La stessa di Barbara Comyns, il cui debutto letterario arriva all’età di quarant’anni con Sisters by the River (1947), capace di costruire l’orientamento della sua prediletta sul circostante con fedeltà e senza giustapposizioni inutili, nominando la libertà come un morso a mezza bocca, simile alla lingua dei segni attraverso cui Alice comunica con la sua amica sordomuta Lucy – probabile elemento autobiografico visto che la madre della scrittrice in seguito a una gravidanza aveva perso l’udito. E ulteriori potrebbero essere le consonanze con la vita di Comyns, artista riparata, scomparsa nel 1992 con all’attivo undici romanzi e che, dopo il divorzio dal suo primo marito, per campare se stessa e i suoi figli piccoli, ha allevato barboncini nelle periferie londinesi e venduto oggetti di antiquariato. Alice Rowlands, come Barbara Comyns, non è una ingenua, riporta piuttosto alla semplicità la consapevolezza di una claustrofobia quotidiana. Insegna che la stolidità del male – arrivato a ghermirla ancora – può essere compensata dal bene, elemento fantasticato che rende maturi gli eventi. E che scoprirlo significa già aver vissuto a sufficienza, non importa per quanto. Scampata alla violenza che da sempre l’ha circondata, Alice percorre il trauma in una lenta imbastitura da rammendare e interrogare. Infine fluttua, una due e poi tante altre volte. Non vola, quella è faccenda della mente, quanto invece si solleva e realizza l’impossibile. Sua intenzione è non soccombere al dolore che l’essere umano è disposto a infliggere ai propri simili. Diversa dall’esperienza estatica, non è neppure la ricerca di interlocuzione tranne quella con il soffitto della propria stanza. L’esercizio di svuotamento è dall’unico spazio di proprietà: il suo corpo, lo stretto necessario.

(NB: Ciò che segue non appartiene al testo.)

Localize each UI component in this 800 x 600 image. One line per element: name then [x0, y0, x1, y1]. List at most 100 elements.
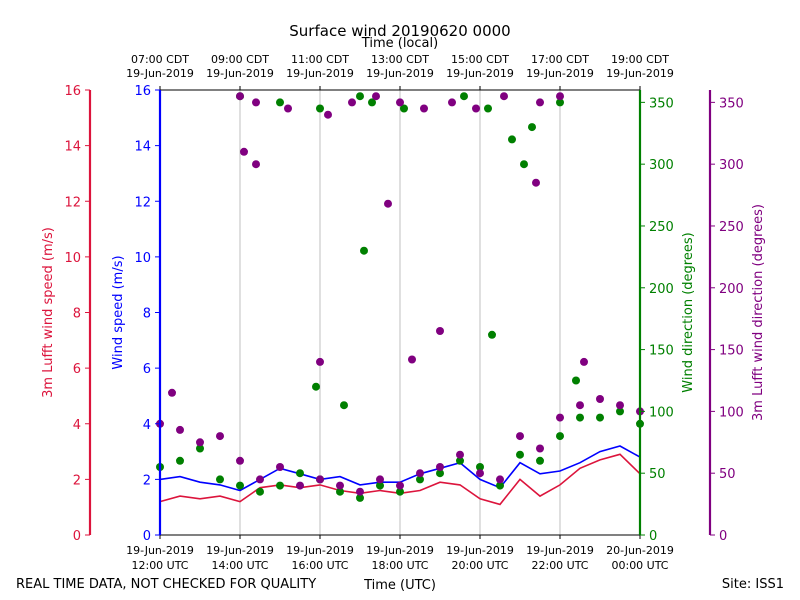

Stretto dall’esile incandescenza di diciassettenne, necessario perché è diaframma incauto ed esposto allo sguardo altrui. Forse un meccanismo psichico di dissociazione per cui si allontana e si separa da sé. Il suo corpo, in cui a vario titolo ha cercato di dimorare la violenza, diventa una rivendicazione di delicatezza che cerca spazi più ampi a cui rivolgersi.

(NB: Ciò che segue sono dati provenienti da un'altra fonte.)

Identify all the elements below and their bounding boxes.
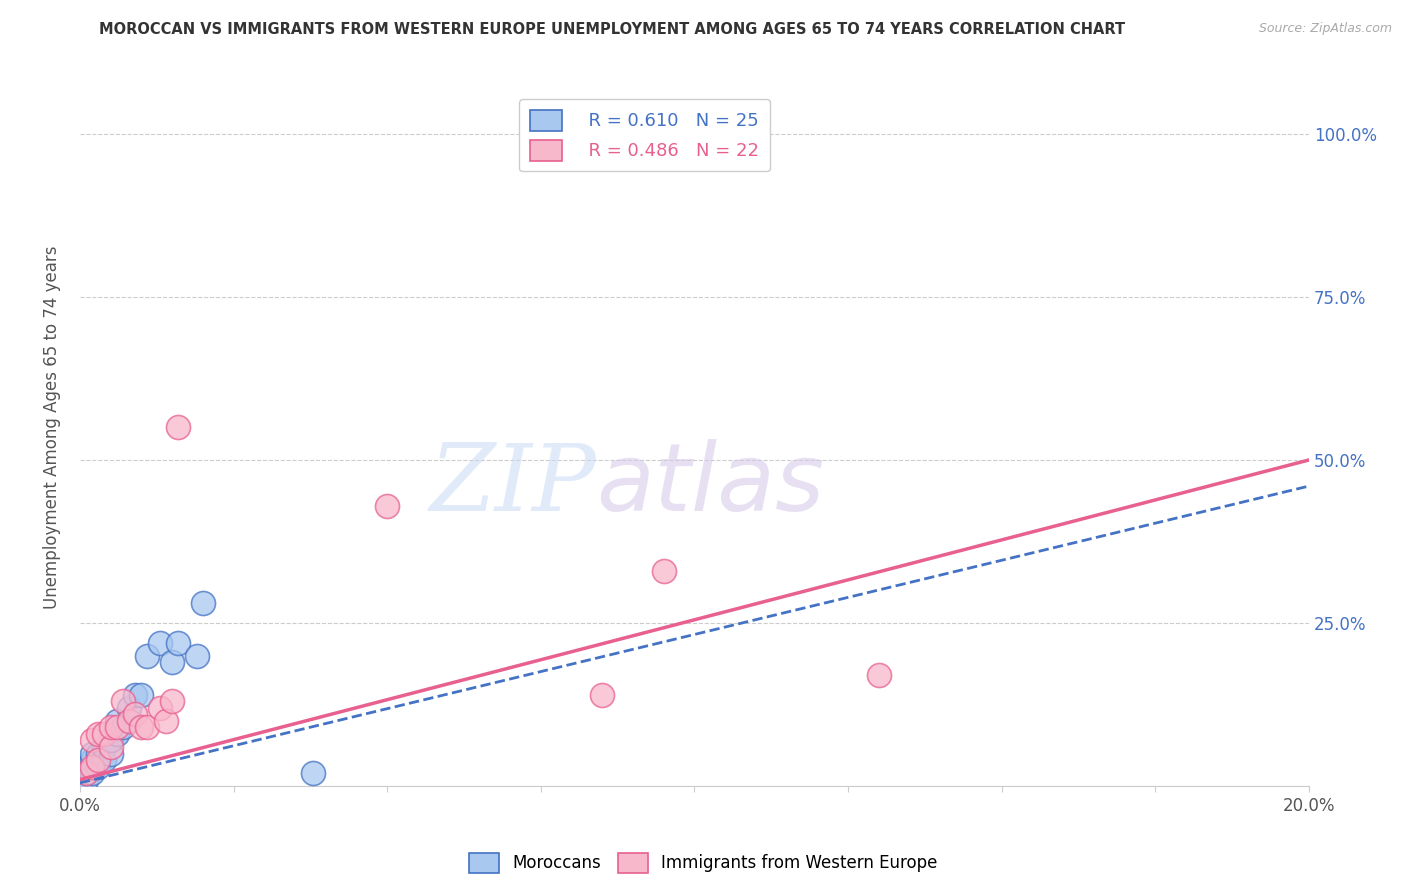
Point [118,701,141,715]
Point [75,759,97,773]
Point [591,688,613,702]
Point [124,688,146,702]
Point [191,597,214,611]
Point [149,635,172,649]
Point [82,733,104,747]
Point [302,766,325,780]
Point [75,766,97,780]
Point [87,747,110,761]
Point [105,721,128,735]
Y-axis label: Unemployment Among Ages 65 to 74 years: Unemployment Among Ages 65 to 74 years [44,245,60,609]
Point [868,668,890,682]
Point [82,753,104,767]
Point [124,707,146,722]
Point [131,688,153,702]
Point [100,721,122,735]
Point [100,733,122,747]
Point [136,721,159,735]
Point [111,694,134,708]
Text: Source: ZipAtlas.com: Source: ZipAtlas.com [1258,22,1392,36]
Point [87,759,110,773]
Point [93,739,115,754]
Text: ZIP: ZIP [429,440,596,530]
Point [155,714,177,728]
Point [93,727,115,741]
Point [105,727,128,741]
Point [93,753,115,767]
Text: MOROCCAN VS IMMIGRANTS FROM WESTERN EUROPE UNEMPLOYMENT AMONG AGES 65 TO 74 YEAR: MOROCCAN VS IMMIGRANTS FROM WESTERN EURO… [98,22,1125,37]
Point [167,420,190,434]
Point [186,648,208,663]
Point [87,753,110,767]
Point [111,721,134,735]
Point [118,714,141,728]
Point [75,772,97,787]
Point [160,655,183,669]
Point [87,727,110,741]
Legend: Moroccans, Immigrants from Western Europe: Moroccans, Immigrants from Western Europ… [463,847,943,880]
Point [652,564,675,578]
Point [375,499,398,513]
Legend:   R = 0.610   N = 25,   R = 0.486   N = 22: R = 0.610 N = 25, R = 0.486 N = 22 [519,99,769,171]
Point [82,747,104,761]
Point [100,739,122,754]
Point [149,701,172,715]
Text: atlas: atlas [596,439,824,530]
Point [136,648,159,663]
Point [75,766,97,780]
Point [160,694,183,708]
Point [167,635,190,649]
Point [82,759,104,773]
Point [100,747,122,761]
Point [131,721,153,735]
Point [105,714,128,728]
Point [82,766,104,780]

PENSA, BARBARA COMYNS, ci sia una comunanza nello squadernare la soglia del sonno e l’allerta notturna che non consente di addormentarsi ma di stare a mezz’aria. Dai confini inglesi di inizio Novecento, molte sono le sorelle di Alice – letterarie e in carne e ossa – sospese e in attenzione che prima di lei e fino ai nostri giorni per non accettare l’ingiustizia su se stesse hanno inventato un mondo a propria misura. Sono l’arrovello insonne di rigirarsi, nell’inciampo tra gli scarti del disamore c’è un filo che le lega tutte. E non è l’oppressione patriarcale, bensì l’essere cresciute nonostante tutto, insieme ad altre e grate a se stesse, anche quando non era previsto accadesse, anche quando poi un giorno forse troppo presto sono andate via. Espandere i propri confini, sentirne il fervore, non è allora una magia, nessuna erotica divina per Alice. La ragazza che levita è la storia di un prodigio, negli occhi di chi le sta vicino significa poco più di un fenomeno da baraccone da mettere a reddito come nei circhi di animali. Per chi invece legge il romanzo è la parabola del vivere sgangherate eppure mai imperdonabili. Il pregio di Barbara Comyns sta nell’aver dato parola alla sedizione di fare giustizia di sé stesse, rivelando che talvolta ciò si traduce in un azzardo antigravitazionale. Troppo aereo dunque per durare a lungo, eppure talmente impossibile nel suo fulgore da essere l’unico antidoto per non rimanere soffocate dalla realtà.